Yoghurt adalah salah satu sumber probiotik terbaik, bakteri “baik” yang membantu menyeimbangkan populasi bakteri pada saluran pencernaan.

konsumsi yogurt untuk mengurangi anxiety


Semakin banyak penelitian telah menunjukkan bahwa mikrobiota usus (triliunan mikroorganisme dalam usus yang melakukan fungsi penting dalam sistem kekebalan tubuh dan metabolisme) dapat membantu mengatur fungsi otak melalui sesuatu sistem yang disebut "poros usus otak". Namun, peneliti lain ada yang mengatakan bahwa yogurt kurang bermanfaat bagi usus.

Penelitian Konsumsi Yogurt Bisa Mengurangi Anxiety Atau Kecemasan

Sebuah tim peneliti Tiongkok dari Pusat Kesehatan Mental Shanghai di Sekolah Kedokteran Universitas Shanghai Jiao Tong berinisiatif untuk melakukan penelitian apakah ada bukti yang mendukung adanya kemajuan dalam mengurangi gejala anxiety atau kecemasan dengan mengatur mikrobiota usus.

Penelitian terbaru menunjukkan bahwa gangguan mental dapat diobati dengan melakukan hal tersebut, tetapi tidak ada bukti khusus untuk mendukung hal ini.

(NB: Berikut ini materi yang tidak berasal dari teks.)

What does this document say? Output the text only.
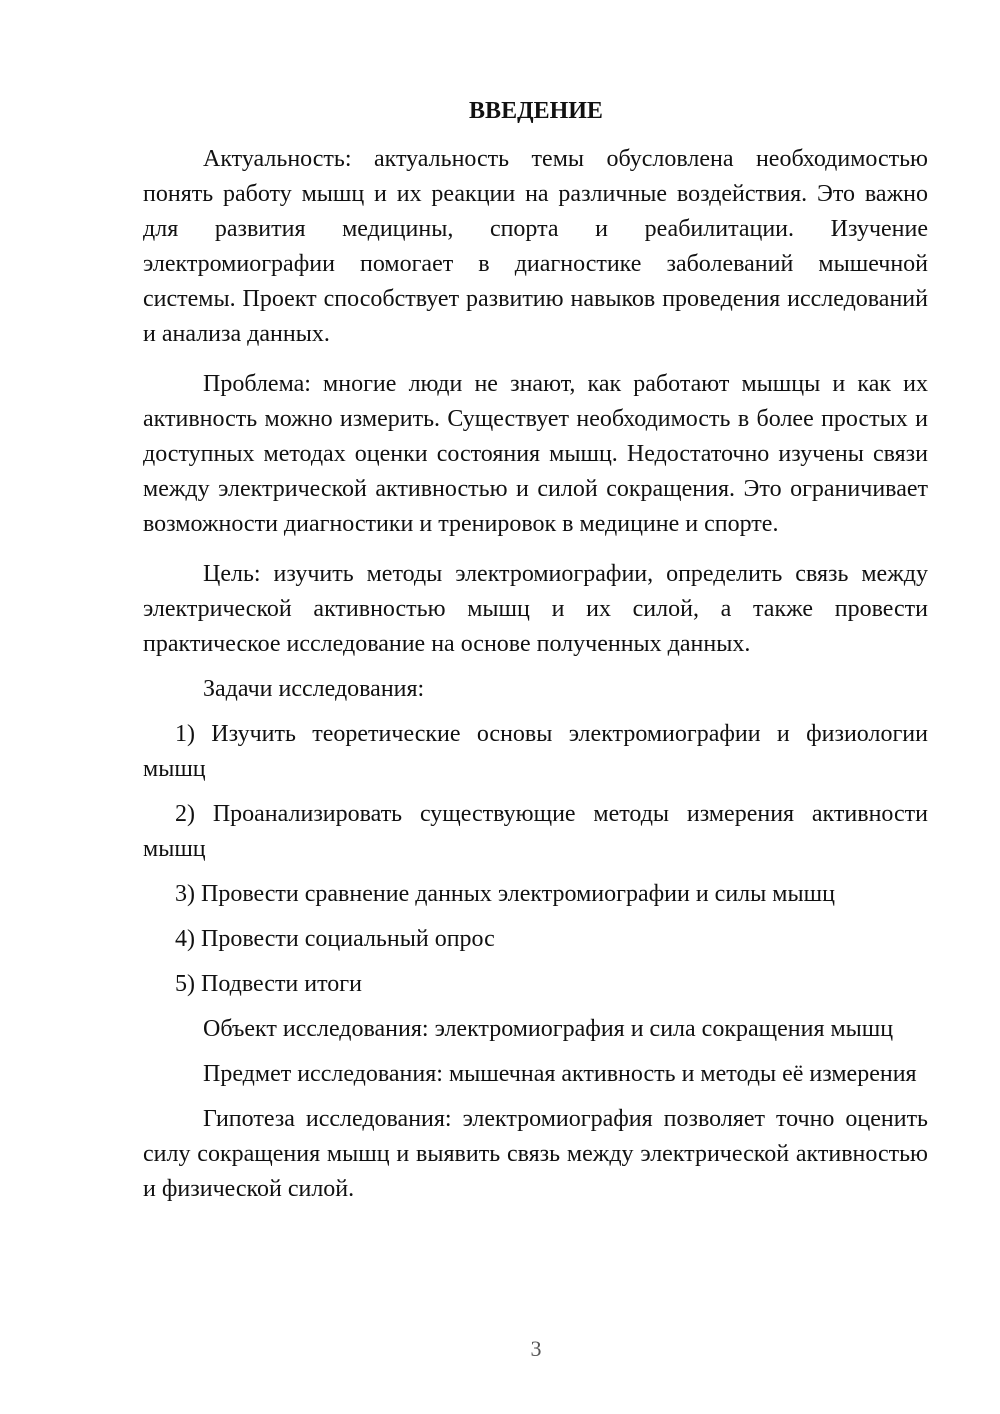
ВВЕДЕНИЕ

Актуальность: актуальность темы обусловлена необходимостью понять работу мышц и их реакции на различные воздействия. Это важно для развития медицины, спорта и реабилитации. Изучение электромиографии помогает в диагностике заболеваний мышечной системы. Проект способствует развитию навыков проведения исследований и анализа данных.

Проблема: многие люди не знают, как работают мышцы и как их активность можно измерить. Существует необходимость в более простых и доступных методах оценки состояния мышц. Недостаточно изучены связи между электрической активностью и силой сокращения. Это ограничивает возможности диагностики и тренировок в медицине и спорте.

Цель: изучить методы электромиографии, определить связь между электрической активностью мышц и их силой, а также провести практическое исследование на основе полученных данных.

Задачи исследования:

1) Изучить теоретические основы электромиографии и физиологии мышц

2) Проанализировать существующие методы измерения активности мышц

3) Провести сравнение данных электромиографии и силы мышц

4) Провести социальный опрос

5) Подвести итоги

Объект исследования: электромиография и сила сокращения мышц

Предмет исследования: мышечная активность и методы её измерения

Гипотеза исследования: электромиография позволяет точно оценить силу сокращения мышц и выявить связь между электрической активностью и физической силой.

3
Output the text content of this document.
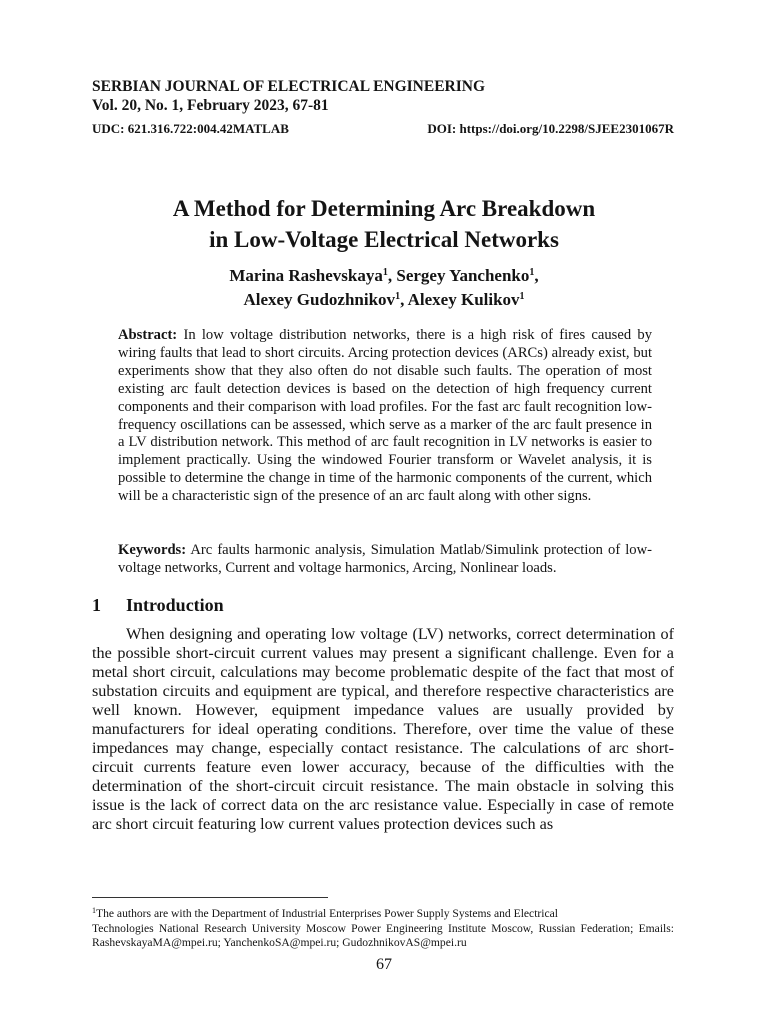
SERBIAN JOURNAL OF ELECTRICAL ENGINEERING
Vol. 20, No. 1, February 2023, 67-81
UDC: 621.316.722:004.42MATLAB	DOI: https://doi.org/10.2298/SJEE2301067R
A Method for Determining Arc Breakdown
in Low-Voltage Electrical Networks
Marina Rashevskaya$^1$, Sergey Yanchenko$^1$,
Alexey Gudozhnikov$^1$, Alexey Kulikov$^1$
Abstract: In low voltage distribution networks, there is a high risk of fires caused by wiring faults that lead to short circuits. Arcing protection devices (ARCs) already exist, but experiments show that they also often do not disable such faults. The operation of most existing arc fault detection devices is based on the detection of high frequency current components and their comparison with load profiles. For the fast arc fault recognition low-frequency oscillations can be assessed, which serve as a marker of the arc fault presence in a LV distribution network. This method of arc fault recognition in LV networks is easier to implement practically. Using the windowed Fourier transform or Wavelet analysis, it is possible to determine the change in time of the harmonic components of the current, which will be a characteristic sign of the presence of an arc fault along with other signs.
Keywords: Arc faults harmonic analysis, Simulation Matlab/Simulink protection of low-voltage networks, Current and voltage harmonics, Arcing, Nonlinear loads.
1 Introduction
When designing and operating low voltage (LV) networks, correct determination of the possible short-circuit current values may present a significant challenge. Even for a metal short circuit, calculations may become problematic despite of the fact that most of substation circuits and equipment are typical, and therefore respective characteristics are well known. However, equipment impedance values are usually provided by manufacturers for ideal operating conditions. Therefore, over time the value of these impedances may change, especially contact resistance. The calculations of arc short-circuit currents feature even lower accuracy, because of the difficulties with the determination of the short-circuit circuit resistance. The main obstacle in solving this issue is the lack of correct data on the arc resistance value. Especially in case of remote arc short circuit featuring low current values protection devices such as
$^1$The authors are with the Department of Industrial Enterprises Power Supply Systems and Electrical
Technologies National Research University Moscow Power Engineering Institute Moscow, Russian Federation; Emails: RashevskayaMA@mpei.ru; YanchenkoSA@mpei.ru; GudozhnikovAS@mpei.ru
67
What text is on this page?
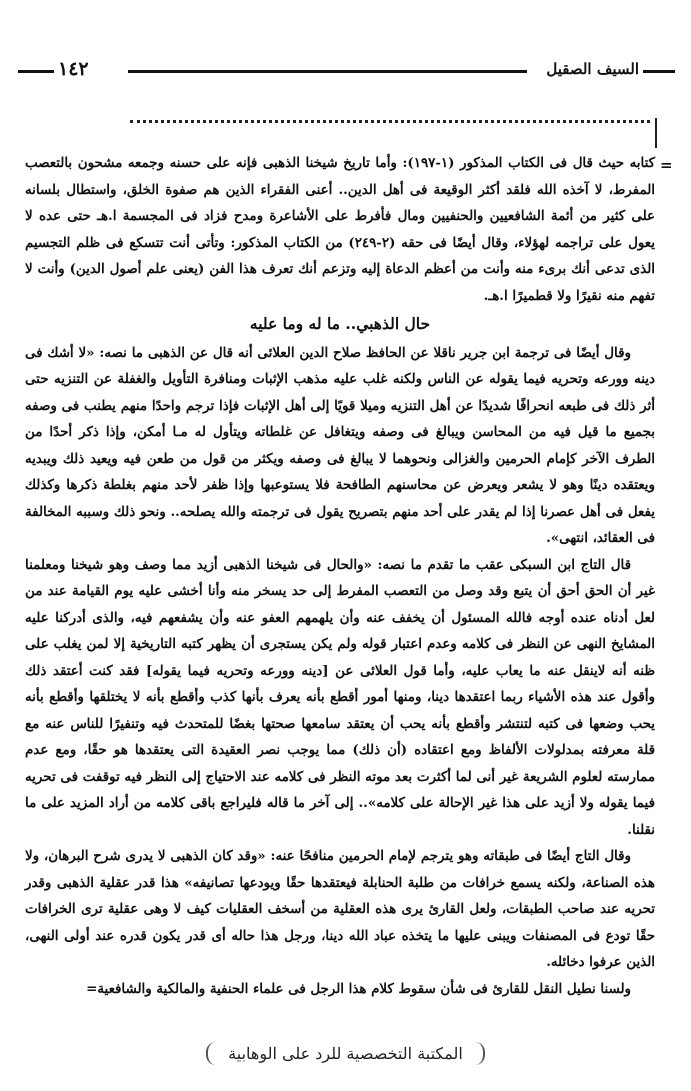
السيف الصقيل
١٤٢
=

كتابه حيث قال فى الكتاب المذكور (١-١٩٧): وأما تاريخ شيخنا الذهبى فإنه على حسنه وجمعه مشحون بالتعصب المفرط، لا آخذه الله فلقد أكثر الوقيعة فى أهل الدين.. أعنى الفقراء الذين هم صفوة الخلق، واستطال بلسانه على كثير من أئمة الشافعيين والحنفيين ومال فأفرط على الأشاعرة ومدح فزاد فى المجسمة ا.هـ حتى عده لا يعول على تراجمه لهؤلاء، وقال أيضًا فى حقه (٢-٢٤٩) من الكتاب المذكور: وتأتى أنت تتسكع فى ظلم التجسيم الذى تدعى أنك برىء منه وأنت من أعظم الدعاة إليه وتزعم أنك تعرف هذا الفن (يعنى علم أصول الدين) وأنت لا تفهم منه نقيرًا ولا قطميرًا ا.هـ.

حال الذهبي.. ما له وما عليه

وقال أيضًا فى ترجمة ابن جرير ناقلا عن الحافظ صلاح الدين العلائى أنه قال عن الذهبى ما نصه: «لا أشك فى دينه وورعه وتحريه فيما يقوله عن الناس ولكنه غلب عليه مذهب الإثبات ومنافرة التأويل والغفلة عن التنزيه حتى أثر ذلك فى طبعه انحرافًا شديدًا عن أهل التنزيه وميلا قويًا إلى أهل الإثبات فإذا ترجم واحدًا منهم يطنب فى وصفه بجميع ما قيل فيه من المحاسن ويبالغ فى وصفه ويتغافل عن غلطاته ويتأول له مـا أمكن، وإذا ذكر أحدًا من الطرف الآخر كإمام الحرمين والغزالى ونحوهما لا يبالغ فى وصفه ويكثر من قول من طعن فيه ويعيد ذلك ويبديه ويعتقده دينًا وهو لا يشعر ويعرض عن محاسنهم الطافحة فلا يستوعبها وإذا ظفر لأحد منهم بغلطة ذكرها وكذلك يفعل فى أهل عصرنا إذا لم يقدر على أحد منهم بتصريح يقول فى ترجمته والله يصلحه.. ونحو ذلك وسببه المخالفة فى العقائد، انتهى».

قال التاج ابن السبكى عقب ما تقدم ما نصه: «والحال فى شيخنا الذهبى أزيد مما وصف وهو شيخنا ومعلمنا غير أن الحق أحق أن يتبع وقد وصل من التعصب المفرط إلى حد يسخر منه وأنا أخشى عليه يوم القيامة عند من لعل أدناه عنده أوجه فالله المسئول أن يخفف عنه وأن يلهمهم العفو عنه وأن يشفعهم فيه، والذى أدركنا عليه المشايخ النهى عن النظر فى كلامه وعدم اعتبار قوله ولم يكن يستجرى أن يظهر كتبه التاريخية إلا لمن يغلب على ظنه أنه لاينقل عنه ما يعاب عليه، وأما قول العلائى عن [دينه وورعه وتحريه فيما يقوله] فقد كنت أعتقد ذلك وأقول عند هذه الأشياء ربما اعتقدها دينا، ومنها أمور أقطع بأنه يعرف بأنها كذب وأقطع بأنه لا يختلقها وأقطع بأنه يحب وضعها فى كتبه لتنتشر وأقطع بأنه يحب أن يعتقد سامعها صحتها بغضًا للمتحدث فيه وتنفيرًا للناس عنه مع قلة معرفته بمدلولات الألفاظ ومع اعتقاده (أن ذلك) مما يوجب نصر العقيدة التى يعتقدها هو حقًا، ومع عدم ممارسته لعلوم الشريعة غير أنى لما أكثرت بعد موته النظر فى كلامه عند الاحتياج إلى النظر فيه توقفت فى تحريه فيما يقوله ولا أزيد على هذا غير الإحالة على كلامه».. إلى آخر ما قاله فليراجع باقى كلامه من أراد المزيد على ما نقلنا.

وقال التاج أيضًا فى طبقاته وهو يترجم لإمام الحرمين منافحًا عنه: «وقد كان الذهبى لا يدرى شرح البرهان، ولا هذه الصناعة، ولكنه يسمع خرافات من طلبة الحنابلة فيعتقدها حقًا ويودعها تصانيفه» هذا قدر عقلية الذهبى وقدر تحريه عند صاحب الطبقات، ولعل القارئ يرى هذه العقلية من أسخف العقليات كيف لا وهى عقلية ترى الخرافات حقًا تودع فى المصنفات ويبنى عليها ما يتخذه عباد الله دينا، ورجل هذا حاله أى قدر يكون قدره عند أولى النهى، الذين عرفوا دخائله.

ولسنا نطيل النقل للقارئ فى شأن سقوط كلام هذا الرجل فى علماء الحنفية والمالكية والشافعية=

المكتبة التخصصية للرد على الوهابية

Tim peneliti melakukan kajian pada 21 studi kasus yang dijalankan pada 1.503 orang yang dipilih secara kolektif.

Dari 21 studi kasus tersebut, 14 studi kasus dipilih untuk menggunakan cara probiotik sebagai intervensi untuk mengatur mikrobiota usus (IRIF), dan 7 studi kasus dipilih untuk menggunakan cara non-probiotik, seperti menyesuaikan diet harian.

Mengurangi gejala Anxiety

Secara keseluruhan, 11 dari 21 penelitian menunjukkan efek positif pada gejala kecemasan dengan mengatur mikrobiota usus, meskipun beberapa penelitian yang menggunakan pendekatan ini tidak menemukan itu berhasil.

Dari 14 studi yang menggunakan probiotik sebagai intervensi, lebih dari sepertiga (36 persen) menyatakan bahwa mereka menjadi lebih bisa mengurangi gejala kecemasan.

Sementara itu, enam dari  sisa tujuh studi yang menggunakan non-probiotik sebagai intervensi menyatakan bahwa mereka juga bisa efektif mengurangi gejala kecemasan.

Intervensi non-probiotik juga lebih efektif dalam studi yang menggunakan IRIF saja.

Dalam studi yang hanya menggunakan IRIF, 80 persen efektif ketika menggunakan intervensi non-probiotik, sementara hanya 45 persen lainnya merasa lebih efektif ketika menggunakan cara probiotik.

Para peneliti menyatakan satu alasan kenapa intervensi non-probiotik secara signifikan lebih efektif daripada intervensi probiotik adalah mungkin karena fakta bahwa mengubah pola makan dapat memiliki lebih banyak dampak pada pertumbuhan bakteri usus daripada memperkenalkan jenis bakteri tertentu dalam suplemen probiotik.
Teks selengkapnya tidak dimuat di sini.